So, since no one else is going to solve our debt problem (yeah, I'm looking at you, Congress), they're doing the only thing they can to avoid a full-on, balls-out collapse:
Trying to engineer a controlled decline of the dollar, so we can pay off an otherwise unpayable debt with devalued paper.
Much pain is inevitable, given our debt problem. But if they can actually pull off a controlled decline, and (another miracle) the federal budget gets under control, then we may get less pain that just smacking into the wall at Mach 3.
if they can actually pull off a controlled decline, and (another miracle) the federal budget gets under control
Looking forward to Dr. Bernanke's press conference: "Dr. Bernanke, exactly how do you and Mr. Geithner plan to pull off a controlled decline?"
What would a controlled decline look like? USA during the Bretton Woods periods (minus the low rates of personal debt, nearly full employment, affordable housing, balanced budgets, rapid GDP growth and beautiful cars, of course)?
It's possible. Confederate money is now worth $.80-$4 to the dollar.
It's sickening that we could solve this problem with a little effort and a little acceptance of reality, but, instead, we're going to wait until it becomes a true disaster.
"Never let a disaster go to waste."
Yes, who will get to rule over the pile of rubble?
I have no doubt they'll be people squabbling over it.
I'm also really starting to understand the Chinese curse - "may you live in interesting times."
palladium, platinum down today. Deflationary collapse in the next few months, then meso-inflation.
I wouldn't be too worried about deflation anytime soon.
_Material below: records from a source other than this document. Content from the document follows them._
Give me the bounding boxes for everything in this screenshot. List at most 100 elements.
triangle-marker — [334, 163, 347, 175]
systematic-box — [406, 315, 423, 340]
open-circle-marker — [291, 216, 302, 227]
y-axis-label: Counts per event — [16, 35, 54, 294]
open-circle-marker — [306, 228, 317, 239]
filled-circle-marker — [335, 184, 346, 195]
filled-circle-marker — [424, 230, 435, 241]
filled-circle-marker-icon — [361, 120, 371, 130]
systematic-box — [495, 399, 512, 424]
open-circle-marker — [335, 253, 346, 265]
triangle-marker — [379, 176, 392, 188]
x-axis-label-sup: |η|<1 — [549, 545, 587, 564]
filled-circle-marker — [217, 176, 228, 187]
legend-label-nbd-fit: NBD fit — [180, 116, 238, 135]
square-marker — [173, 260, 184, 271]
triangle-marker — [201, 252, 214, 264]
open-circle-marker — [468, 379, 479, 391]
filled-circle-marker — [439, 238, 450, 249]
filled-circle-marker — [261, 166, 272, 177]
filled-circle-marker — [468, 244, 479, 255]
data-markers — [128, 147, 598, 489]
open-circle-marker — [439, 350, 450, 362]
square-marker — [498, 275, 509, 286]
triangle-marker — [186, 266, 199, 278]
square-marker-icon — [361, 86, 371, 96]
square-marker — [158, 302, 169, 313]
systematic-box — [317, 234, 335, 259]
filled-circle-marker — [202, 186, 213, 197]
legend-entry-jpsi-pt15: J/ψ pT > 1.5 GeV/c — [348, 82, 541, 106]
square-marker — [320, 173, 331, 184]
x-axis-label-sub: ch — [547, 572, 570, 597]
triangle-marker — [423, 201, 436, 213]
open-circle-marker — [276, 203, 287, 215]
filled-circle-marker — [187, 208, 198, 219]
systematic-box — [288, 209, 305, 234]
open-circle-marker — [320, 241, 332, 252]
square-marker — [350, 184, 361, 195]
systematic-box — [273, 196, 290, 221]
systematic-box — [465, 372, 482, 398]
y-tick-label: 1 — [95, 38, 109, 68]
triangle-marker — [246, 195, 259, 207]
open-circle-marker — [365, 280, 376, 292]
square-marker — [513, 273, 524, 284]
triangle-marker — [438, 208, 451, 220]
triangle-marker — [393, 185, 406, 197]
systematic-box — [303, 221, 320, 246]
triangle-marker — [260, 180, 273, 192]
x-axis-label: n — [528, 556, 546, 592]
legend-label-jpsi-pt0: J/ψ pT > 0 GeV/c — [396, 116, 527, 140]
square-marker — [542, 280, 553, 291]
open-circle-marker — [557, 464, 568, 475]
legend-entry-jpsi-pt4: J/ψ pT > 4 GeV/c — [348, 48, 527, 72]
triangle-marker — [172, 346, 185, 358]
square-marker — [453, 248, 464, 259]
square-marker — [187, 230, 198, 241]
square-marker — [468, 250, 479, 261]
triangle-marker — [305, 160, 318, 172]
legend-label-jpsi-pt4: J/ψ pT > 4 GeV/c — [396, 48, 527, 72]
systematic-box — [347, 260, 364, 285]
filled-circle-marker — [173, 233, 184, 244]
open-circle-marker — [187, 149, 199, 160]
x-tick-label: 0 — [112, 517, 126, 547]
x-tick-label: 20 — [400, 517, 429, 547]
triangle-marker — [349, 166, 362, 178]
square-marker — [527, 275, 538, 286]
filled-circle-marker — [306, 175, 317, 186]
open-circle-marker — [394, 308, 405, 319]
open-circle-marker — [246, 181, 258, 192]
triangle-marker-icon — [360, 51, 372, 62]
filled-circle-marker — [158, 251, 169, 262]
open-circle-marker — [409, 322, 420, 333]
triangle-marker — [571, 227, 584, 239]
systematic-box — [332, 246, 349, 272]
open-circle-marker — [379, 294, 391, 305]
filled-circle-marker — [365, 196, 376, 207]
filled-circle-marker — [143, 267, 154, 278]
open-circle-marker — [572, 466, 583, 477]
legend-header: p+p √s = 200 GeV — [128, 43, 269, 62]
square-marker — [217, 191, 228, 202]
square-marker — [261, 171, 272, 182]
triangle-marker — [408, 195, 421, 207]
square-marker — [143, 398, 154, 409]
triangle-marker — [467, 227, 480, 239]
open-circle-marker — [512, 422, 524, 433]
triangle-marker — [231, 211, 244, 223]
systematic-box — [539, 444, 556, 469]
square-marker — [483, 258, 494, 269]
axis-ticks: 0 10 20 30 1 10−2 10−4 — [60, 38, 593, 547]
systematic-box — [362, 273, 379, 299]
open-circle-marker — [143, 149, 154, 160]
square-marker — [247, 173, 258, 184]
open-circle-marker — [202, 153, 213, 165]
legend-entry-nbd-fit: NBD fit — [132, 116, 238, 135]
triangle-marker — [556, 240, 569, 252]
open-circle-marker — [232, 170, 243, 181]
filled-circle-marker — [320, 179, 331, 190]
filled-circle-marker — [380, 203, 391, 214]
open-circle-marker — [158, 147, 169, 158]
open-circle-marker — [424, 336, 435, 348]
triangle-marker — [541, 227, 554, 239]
Even Milton Friedman late in life stopped relying on the monetary base as a reliable indicator of inflation. MV=PY and velocity is most certainly not constant.
Posting that chart is worthless.
DOOM!!
short silver and short banks
Actually, shorting silver might not be a bad short-term trade.
Be careful, though. The silver traders have been wading through the blood of the shorts for the last several weeks, although today gives the shorts some respite.
So. How long until the dollar crash is blamed on speculators, with all their dismal predictions becoming self-fulfilling?
huhuuuuu
Any comparison of our financial situation and a mushroom cloud makes me want to panic in a big, big way.